The factors listed in Box 1 may act as metabolic or biochemical ‘tipping points’ to trigger symptoms in individuals harbouring flavoprotein variants with impaired FAD binding. Such a notion would be consistent with a liability threshold model in which a specific SNP in a flavoprotein confers a latent phenotype which, when exposed to one or more risk factors, leads to adult-onset disease. Investigation of such a liability threshold model may allow the development of a risk score that combines the genetic risk conferred by specific flavoprotein hotspot mutations with the environmental triggers shown in Box 1. In addition, genome-wide association studies (GWAS) may also provide important clues to possible gene variants that further increase risk when combined with SNPs within flavoprotein genes.

Future perspectives

Owing to their diverse array of symptoms together with wide variation in age of onset, patients with riboflavin-responsive pathologies often experience lengthy delays in obtaining a diagnosis. In cases of adult-onset riboflavin-responsive diseases caused by ETFDH, FLAD1, SLC52A2, SLC52A3 and SLC25A32 mutations, the time from the onset of symptoms to diagnosis can take years, and sometimes even decades [101, 102]. More broadly, surveys involving individuals with a mitochondrial disease have reported that patients saw an average of 8.2 clinicians and the majority (54.6%) received one or more incorrect diagnoses before their final mitochondrial diagnosis [103].
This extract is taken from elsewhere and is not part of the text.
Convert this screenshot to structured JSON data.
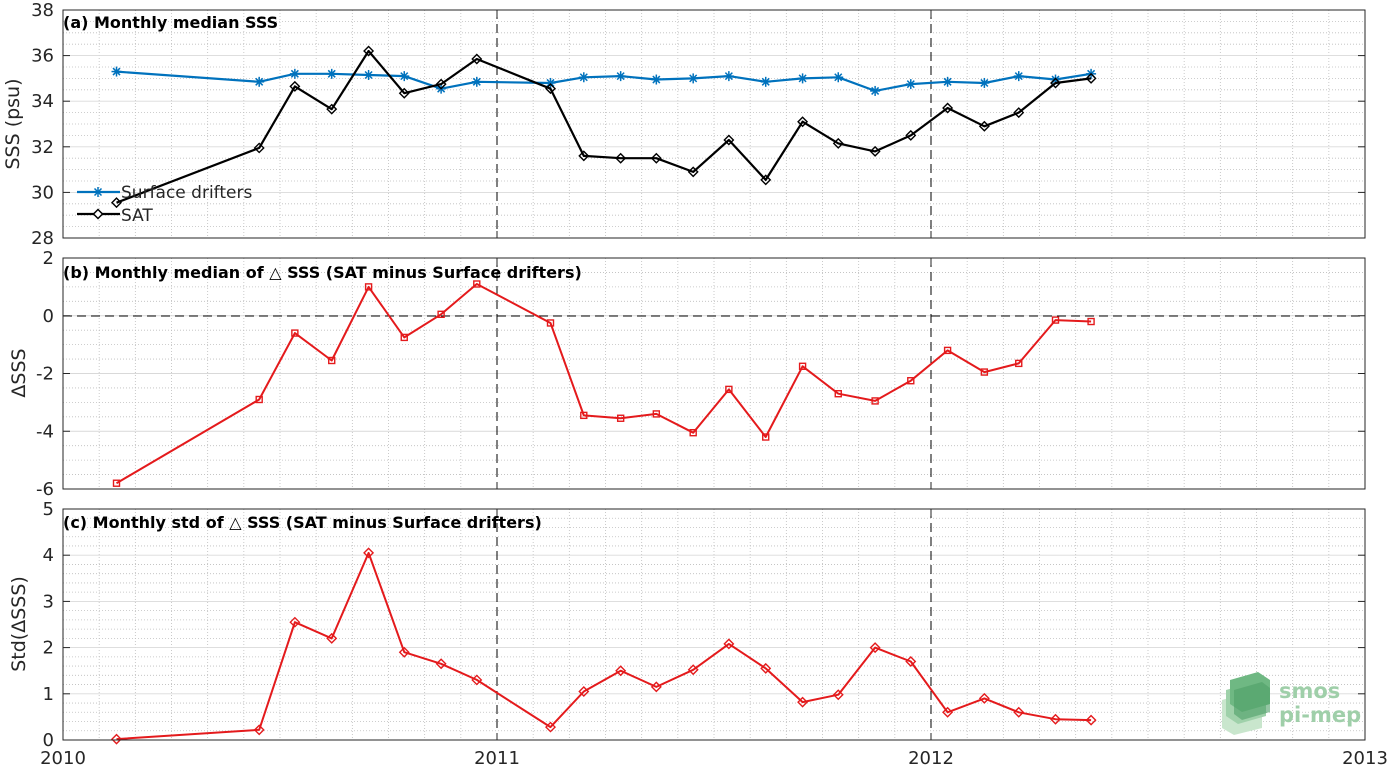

In part, such diagnostic odysseys could be due to entrenched views that RDI settings for riboflavin should be adequate for all individuals irrespective of genotype. While the success of riboflavin therapy has been reported in adult-onset disease for over 80 years, such successes in the pre-genome era were not based on known flavoprotein networks and their functions (Fig. 1) and so were largely fortuitous [104]. However, the application of NGS approaches can now not only provide a rational approach to the diagnosis of a wide spectrum of adult-onset riboflavin-responsive diseases but also reduce the time to diagnosis. For example, whole exome sequencing of a cohort of patients with undiagnosed muscular, neuromuscular, and metabolic symptoms in which mitochondrial involvement was suspected was successful in identifying a disease-causing genetic defect in 68% of individuals [105]. Notably, a subset of these patients included adult-onset disease including novel variants in the SLC25A46 and ACAD8 flavoproteins.

As point-of-care NGS becomes more widespread, identifying variants in flavoproteins that involve the FAD-binding hotspots which are riboflavin-responsive as discussed herein has the potential to uncover a much wider population of patients living with undiagnosed and untreated chronic illnesses. Once a flavoprotein mutation has been identified in a patient, the structure:function relationships presented herein could be used to inform clinical management approaches including riboflavin therapy. Taking into consideration the suspected significant numbers of undiagnosed patients with riboflavin-responsive pathologies together the personal, economic and clinical burdens that accompany their long-term disability, a personalized ‘nutrigenomic’ approach in which patients identified with riboflavin-responsive mutations could be initiated with a low cost and safe riboflavin therapy.